It is only this year that I’ve begun to engage with the world of web-streaming platforms. Until 2020, I had resisted the lure of long-form storytelling. I preferred the more contained experience of film, and the magic of the big screen.

Then theatres shut in March and I had no choice but to begin bingeing. I wasn’t disappointed. Through shows like Paatal Lok, Aarya, Scam 1992, I May Destroy You and made-for-streaming films like the Malayalam C U Soon and the Bengali Tasher Ghawr, I discovered worlds rich in texture, characters and ideas.

The series format and the absence of box-office pressures and censorship (for now) have enabled creators to take creative leaps of faith. And the vast pool of terrific actors being showcased is thrilling. How else would the world have discovered Pratik Gandhi?

At last count, there were over 40 streaming platforms operating in the country, including Hoichoi, dedicated to Bengali content; Aha for Telugu; Sun NXT, which offer stories in Tamil, Telugu, Kannada, Malayalam and Bengali; and CuriosityStream, which specialises in documentaries.

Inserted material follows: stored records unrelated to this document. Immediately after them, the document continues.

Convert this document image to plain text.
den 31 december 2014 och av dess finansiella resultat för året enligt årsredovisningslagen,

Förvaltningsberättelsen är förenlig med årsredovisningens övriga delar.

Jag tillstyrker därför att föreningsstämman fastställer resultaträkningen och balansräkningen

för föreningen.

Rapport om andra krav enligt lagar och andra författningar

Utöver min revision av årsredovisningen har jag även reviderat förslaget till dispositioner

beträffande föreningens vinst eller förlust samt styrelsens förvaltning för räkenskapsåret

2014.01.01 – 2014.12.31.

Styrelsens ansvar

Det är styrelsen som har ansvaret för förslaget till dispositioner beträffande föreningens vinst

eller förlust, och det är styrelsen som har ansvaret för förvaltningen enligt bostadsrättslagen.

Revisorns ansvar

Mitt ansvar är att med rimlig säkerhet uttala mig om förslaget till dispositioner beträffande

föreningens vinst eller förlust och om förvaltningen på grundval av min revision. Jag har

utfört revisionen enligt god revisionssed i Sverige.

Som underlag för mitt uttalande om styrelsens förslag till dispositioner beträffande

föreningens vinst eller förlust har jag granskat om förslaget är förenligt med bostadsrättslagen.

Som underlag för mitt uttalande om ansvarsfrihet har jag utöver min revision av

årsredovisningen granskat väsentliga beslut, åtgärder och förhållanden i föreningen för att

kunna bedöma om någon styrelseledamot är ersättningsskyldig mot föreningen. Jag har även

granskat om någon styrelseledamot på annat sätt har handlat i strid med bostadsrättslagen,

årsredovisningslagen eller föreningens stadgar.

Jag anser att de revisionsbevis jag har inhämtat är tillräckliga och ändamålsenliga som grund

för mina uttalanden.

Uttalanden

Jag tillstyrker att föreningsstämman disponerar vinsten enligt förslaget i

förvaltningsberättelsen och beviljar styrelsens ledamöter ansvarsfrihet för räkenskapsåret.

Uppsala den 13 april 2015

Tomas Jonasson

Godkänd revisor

To have access to so much is empowering but also overwhelming — especially for someone like me who grew up in the ’80s, when you had to wait all week for Chitrahaar (a compilation of film songs) and the Sunday feature film.

Amid the deluge of content, however, I’m hoping there will be more respect for curators — critics who can scour through the dreck (a colleague of mine has watched hours of Alt Balaji’s Gandii Baat) to point viewers towards the shows that are worthy of their time.

As our viewing habits change irrevocably, I do have some concerns. Will the increasing fragmentation of the audience make it harder for us to go back to theatres and collectively enjoy a story? What happens to all the good work that gets lost on these platforms, like Gullak, the five-part series on Sony Liv confined largely to the interiors of a middle-class home in a small town in northern India?

Director Amrit Raj Gupta and writer Nikhil Vijay create a warm, authentic atmosphere here that envelops you. Nothing earth-shattering happens. There is no cliff-hanger at the end of each episode. But the gentle humour and unhurried charm keep you hooked. Season 1 was released in 2019 but it didn’t generate the buzz of some of the flashier titles. I watched it only because another critic said it was good.

I also wonder, with the content overload and the splintered audience, does the power of storytelling get diluted? Can a film or show on a digital platform have a significant cultural impact? Especially in a star-worshipping culture like ours?

The coming year, when life will (hopefully) limp back to normal, will likely see the battle between streaming platforms and theatres intensify. My prayer is for a healthy co-existence and cross-pollination. 2020 was annus horribilis and now the industry needs to flourish, in every space that it can find.